Ambition crushes many sources of happiness when we are young. We avoid doing this, that, or the other thing because we cannot do it very well. But perhaps it is something from which we might get very great enjoyment if we were content to do it in a mediocre way. Very small artistic gifts offer endless pleasure to those who have leisure to cultivate them and sufficient simplicity to be content with small achievements. Meanwhile the world is always young, and Nature just as beautiful as when the old were young with her.

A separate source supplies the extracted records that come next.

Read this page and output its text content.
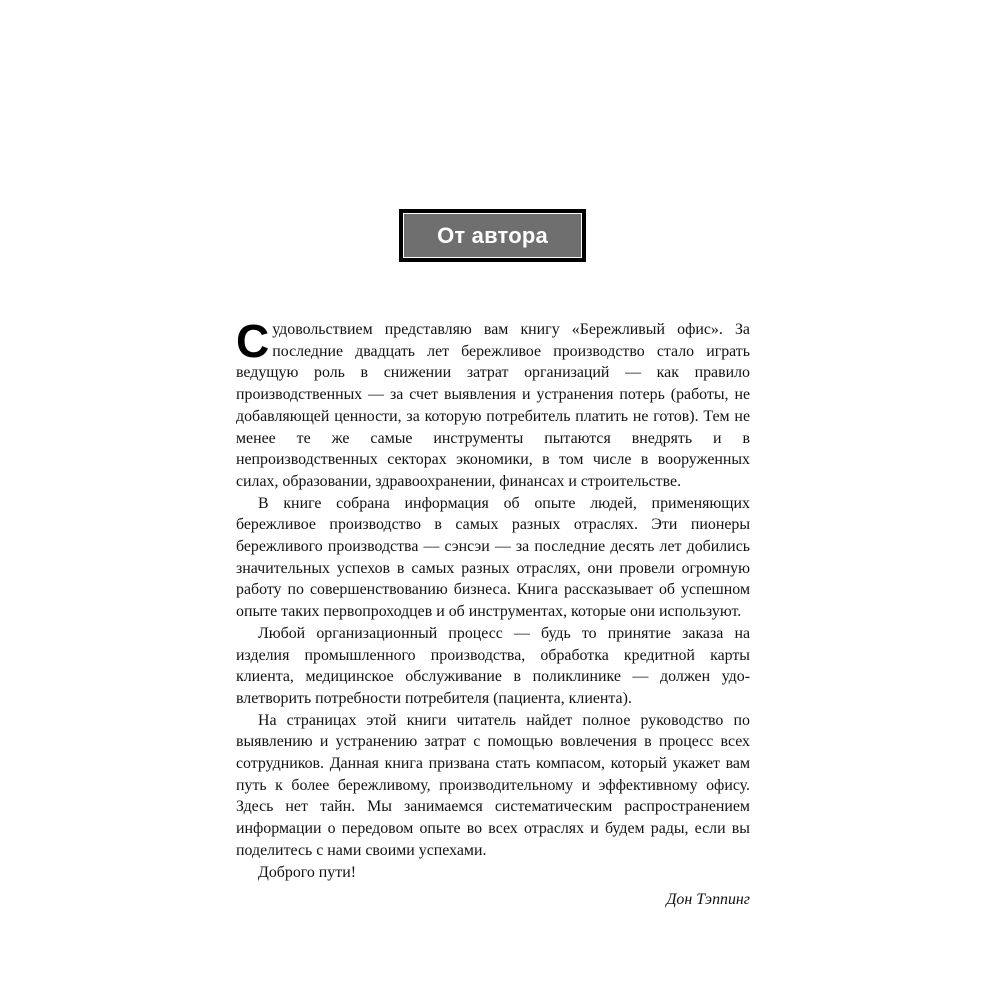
От автора

Судовольствием представляю вам книгу «Бережливый офис». За последние двадцать лет бережливое производство стало играть ведущую роль в снижении затрат организаций — как правило производственных — за счет выявления и устранения потерь (работы, не добавляющей ценности, за которую потребитель платить не готов). Тем не менее те же самые инструменты пытаются внедрять и в непроизводственных секторах экономики, в том числе в вооруженных силах, образовании, здравоохранении, финансах и строительстве.

В книге собрана информация об опыте людей, применяющих бережливое производство в самых разных отраслях. Эти пионеры бережливого производства — сэнсэи — за последние десять лет добились значительных успехов в самых разных отраслях, они провели огромную работу по совершенствованию бизнеса. Книга рассказывает об успешном опыте таких первопроходцев и об инструментах, которые они используют.

Любой организационный процесс — будь то принятие заказа на изделия промышленного производства, обработка кредитной карты клиента, медицинское обслуживание в поликлинике — должен удовлетворить потребности потребителя (пациента, клиента).

На страницах этой книги читатель найдет полное руководство по выявлению и устранению затрат с помощью вовлечения в процесс всех сотрудников. Данная книга призвана стать компасом, который укажет вам путь к более бережливому, производительному и эффективному офису. Здесь нет тайн. Мы занимаемся систематическим распространением информации о передовом опыте во всех отраслях и будем рады, если вы поделитесь с нами своими успехами.

Доброго пути!

Дон Тэппинг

All their working lives men and women regret the pleasures for which they have no time. Nearly all these are pleasures which require no great strength, and which they might quite well enjoy upon the threshold of old age if they would. It is true that "old Anglo-Indians," who might be expected to enjoy life on the threshold of old age more than most people, seeing they retire early and have an assured income, usually seem to find it very dull. But we doubt whether "old Anglo-Indians" are really a case in point. Return from a long exile is often very much like a second exile, and exile in old age is very sad. Self-absorption is a failing to which the temptation grows lees as years go on. In the heyday of life it is natural and inevitable that our own affairs should come first, should preoccupy us to a very great extent; but when the strain is over, and the race over, and the winners have got their prizes, even those who have proved themselves out of the running can rest as pleasantly as the victors. Then there is time to see the fine sights and humours of the world. It is too late, perhaps, to begin a hobby, but it is the right time to pursue one. Friendship, too, can be cultivated with far more care and persistence than are possible in earlier life, and young people, who distrust the middle-aged on account of a certain aroma of authority which clings about them, are often very glad of the friendship of those upon the threshold of old age. When real old age comes there is not energy left for new

doings. At best it is a state in which we must feel tired without work to show for the feeling. But upon its threshold memories may be stored which will be of great value when active life belongs to the past. At any rate, it would be a gain that in middle life a man should be able to look forward as well as backward to the delights of leisure.